Deep Dive: G8B06
The correct answer is D: 16 kHz. The total bandwidth of an FM phone transmission having 5 kHz deviation and 3 kHz modulating frequency is 16 kHz. FM bandwidth ≈ 2(deviation + modulating frequency) = 2(5 + 3) = 16 kHz (Carson's rule). For amateur radio operators, this is a fundamental FM calculation. Understanding this helps when operating FM.

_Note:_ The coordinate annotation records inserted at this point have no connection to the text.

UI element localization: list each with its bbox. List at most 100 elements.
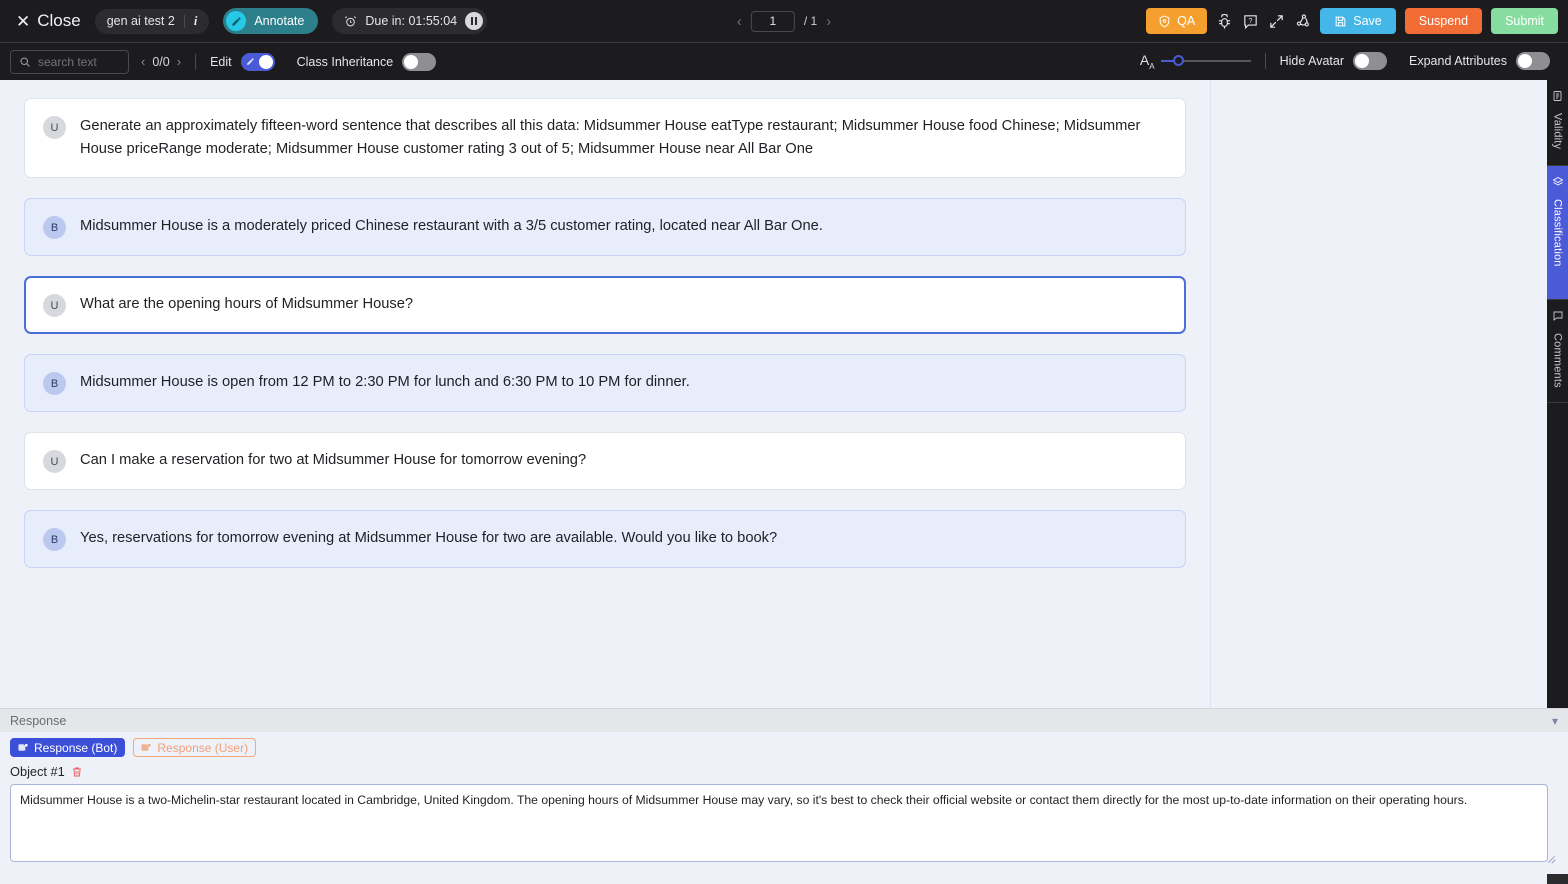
response-panel: Response ▾ Response (Bot) Response (User… [0,708,1568,884]
toggle-knob [258,54,273,69]
hide-avatar-label: Hide Avatar [1279,54,1345,69]
response-panel-header: Response ▾ [0,708,1568,732]
help-icon[interactable]: ? [1242,13,1259,30]
page-navigation: ‹ 1 / 1 › [737,10,831,32]
message-text: What are the opening hours of Midsummer … [80,296,414,312]
prev-match-icon[interactable]: ‹ [141,54,145,69]
search-input[interactable] [38,54,120,69]
annotate-button[interactable]: Annotate [223,8,319,34]
message-text: Yes, reservations for tomorrow evening a… [80,530,778,546]
sidebar-item-validity[interactable]: Validity [1547,80,1568,166]
comment-icon [1552,309,1564,327]
toggle-knob [404,54,419,69]
suspend-label: Suspend [1418,14,1469,28]
save-button[interactable]: Save [1320,8,1396,34]
sidebar-item-classification[interactable]: Classification [1547,166,1568,300]
sub-toolbar: ‹ 0/0 › Edit Class Inheritance AA Hide A… [0,43,1568,80]
message-bubble[interactable]: U Can I make a reservation for two at Mid… [24,432,1186,490]
info-icon[interactable]: i [194,14,197,29]
message-bubble[interactable]: U What are the opening hours of Midsummer… [24,276,1186,334]
alarm-clock-icon [344,15,357,28]
pencil-icon [245,56,257,68]
due-label: Due in: 01:55:04 [365,14,458,28]
message-text: Midsummer House is open from 12 PM to 2:… [80,374,690,390]
message-text: Midsummer House is a moderately priced C… [80,218,823,234]
due-timer: Due in: 01:55:04 [332,8,488,34]
conversation-canvas: U Generate an approximately fifteen-word … [0,80,1211,708]
message-text: Can I make a reservation for two at Mids… [80,452,587,468]
divider [1264,53,1266,70]
close-button[interactable]: ✕ Close [10,11,91,31]
object-label: Object #1 [10,764,65,779]
message-bubble[interactable]: B Midsummer House is open from 12 PM to 2… [24,354,1186,412]
pause-icon[interactable] [465,12,484,30]
next-match-icon[interactable]: › [177,54,181,69]
search-box[interactable] [10,49,129,74]
save-label: Save [1353,14,1382,28]
workspace: U Generate an approximately fifteen-word … [0,80,1568,708]
layers-icon [1552,175,1564,193]
font-size-slider[interactable] [1160,55,1251,67]
avatar: B [43,216,66,239]
message-text: Generate an approximately fifteen-word s… [80,118,1141,157]
page-input[interactable]: 1 [750,10,795,32]
top-toolbar: ✕ Close gen ai test 2 i Annotate Due in:… [0,0,1568,43]
sidebar-item-label: Validity [1551,113,1564,150]
font-size-icon: AA [1139,52,1155,71]
chevron-left-icon[interactable]: ‹ [737,13,742,30]
suspend-button[interactable]: Suspend [1404,8,1483,34]
resize-handle[interactable] [1546,854,1556,864]
chevron-down-icon[interactable]: ▾ [1552,714,1558,728]
response-panel-title: Response [10,713,67,728]
share-network-icon[interactable] [1294,13,1311,30]
close-label: Close [37,11,81,30]
edit-toggle[interactable] [240,52,275,71]
chip-response-bot[interactable]: Response (Bot) [10,738,126,757]
class-inheritance-toggle[interactable] [402,52,437,71]
object-row: Object #1 [10,764,1558,779]
response-textarea-wrap [10,784,1558,867]
right-side-tabs: Validity Classification Comments [1547,80,1568,708]
chip-label: Response (User) [157,740,249,755]
search-match-nav: ‹ 0/0 › [141,54,181,69]
toggle-knob [1355,54,1370,69]
expand-icon[interactable] [1268,13,1285,30]
response-type-chips: Response (Bot) Response (User) [10,738,1558,757]
tag-icon [18,742,29,753]
chip-label: Response (Bot) [34,740,118,755]
sidebar-item-label: Comments [1551,333,1564,388]
collapse-sidebar-button[interactable]: ‹ [1547,874,1568,884]
edit-label: Edit [210,54,232,69]
class-inheritance-label: Class Inheritance [296,54,394,69]
avatar: B [43,372,66,395]
bug-icon[interactable] [1216,13,1233,30]
message-bubble[interactable]: U Generate an approximately fifteen-word … [24,98,1186,178]
message-bubble[interactable]: B Midsummer House is a moderately priced … [24,198,1186,256]
response-textarea[interactable] [10,784,1548,862]
pencil-icon [226,11,247,31]
validity-icon [1552,89,1564,107]
shield-target-icon [1158,15,1171,28]
svg-text:?: ? [1249,16,1253,24]
slider-thumb[interactable] [1172,55,1184,67]
sidebar-item-comments[interactable]: Comments [1547,300,1568,403]
avatar: U [43,450,66,473]
expand-attributes-toggle[interactable] [1516,52,1550,71]
avatar: U [43,116,66,139]
message-bubble[interactable]: B Yes, reservations for tomorrow evening … [24,510,1186,568]
chevron-right-icon[interactable]: › [826,13,831,30]
trash-icon[interactable] [71,766,83,778]
top-actions: QA ? Save Suspend Submit [1146,8,1558,34]
chip-response-user[interactable]: Response (User) [133,738,257,757]
sidebar-item-label: Classification [1551,199,1564,267]
qa-label: QA [1177,14,1196,28]
annotate-label: Annotate [254,14,305,28]
hide-avatar-toggle[interactable] [1353,52,1388,71]
divider [195,53,197,70]
project-pill[interactable]: gen ai test 2 i [94,8,210,34]
close-icon: ✕ [16,11,31,31]
qa-button[interactable]: QA [1146,8,1208,34]
floppy-disk-icon [1334,15,1347,28]
search-icon [19,56,31,68]
submit-button[interactable]: Submit [1491,8,1558,34]
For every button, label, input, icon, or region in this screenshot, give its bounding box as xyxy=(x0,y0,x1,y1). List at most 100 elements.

Why Other Answers Are Wrong
Option A (3 kHz): Incorrect. 3 kHz is just the modulating frequency, not the total bandwidth - FM bandwidth is wider due to deviation. 3 kHz is too narrow. Option B (5 kHz): Incorrect. 5 kHz is just the deviation, not the total bandwidth - FM bandwidth includes both deviation and modulating frequency. 5 kHz is too narrow. Option C (8 kHz): Incorrect. 8 kHz is deviation + modulating frequency, not the total bandwidth - FM bandwidth ≈ 2(deviation + modulating frequency). 8 kHz is too narrow.
Exam Tip
FM bandwidth = 2(deviation + modulating frequency) = 2(5 + 3) = 16 kHz. Think 'F'M 'B'andwidth = 'F'ull 'B'andwidth = '2'×(deviation + modulating). Carson's rule: bandwidth ≈ 2(Δf + fm). Not 3 kHz, not 5 kHz, not 8 kHz - just 16 kHz.
Memory Aid
FM bandwidth = 2(deviation + modulating frequency) = 16 kHz. Think 'F'M 'B'andwidth = '2'×(deviation + modulating). Carson's rule: bandwidth ≈ 2(Δf + fm). Standard FM bandwidth calculation.
Real-World Example
An FM phone transmission: Deviation = 5 kHz, modulating frequency = 3 kHz. Total bandwidth ≈ 2(5 + 3) = 16 kHz (Carson's rule). FM bandwidth is approximately twice the sum of deviation and modulating frequency. This is why FM uses more bandwidth than SSB - FM bandwidth is wider.
Source & Coverage
Question Pool: 2023-2027 Question Pool
Subelement: G8B
Reference: 2023-2027 Question Pool · G8 - Signals and Emissions
Key Concepts
Verified Content
Question from the official FCC General Class pool. Explanation reviewed by licensed amateur radio operators and mapped to the G8B topic.